The Secure Sockets Layer (SSL) is a commonly-used protocol for managing the security of a message transmission on the Internet. SSL has recently been succeeded by Transport Layer Security (TLS), which is based on SSL. SSL uses a program layer located between the Internet's Hypertext Transfer Protocol (HTTP) and Transport Control Protocol (TCP) layers. SSL is included as part of both the Microsoft and Netscape browsers and most Web server products. Developed by Netscape, SSL also gained the support of Microsoft and other Internet client/server developers as well and became the de facto standard until evolving into Transport Layer Security.
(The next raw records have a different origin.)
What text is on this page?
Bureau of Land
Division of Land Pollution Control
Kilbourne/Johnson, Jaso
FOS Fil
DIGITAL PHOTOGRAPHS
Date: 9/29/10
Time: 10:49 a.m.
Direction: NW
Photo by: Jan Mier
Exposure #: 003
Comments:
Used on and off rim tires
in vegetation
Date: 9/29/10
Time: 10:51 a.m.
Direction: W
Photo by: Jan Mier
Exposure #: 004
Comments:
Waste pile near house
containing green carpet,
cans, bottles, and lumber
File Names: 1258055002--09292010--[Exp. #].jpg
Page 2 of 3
The "sockets" part of the term refers to the sockets method of passing data back and forth between a client and a server program in a network or between program layers in the same computer. SSL uses the public-and-private key encryption system from RSA, which also includes the use of a digital certificate. TLS and SSL are an integral part of most Web browsers (clients) and Web servers. If a Web site is on a server that supports SSL, SSL can be enabled and specific Web pages can be identified as requiring SSL access. Any Web server can be enabled by using Netscape's SSLRef program library which can be downloaded for noncommercial use or licensed for commercial use. TLS and SSL are not interoperable. However, a message sent with TLS can be handled by a client that handles SSL but not TLS.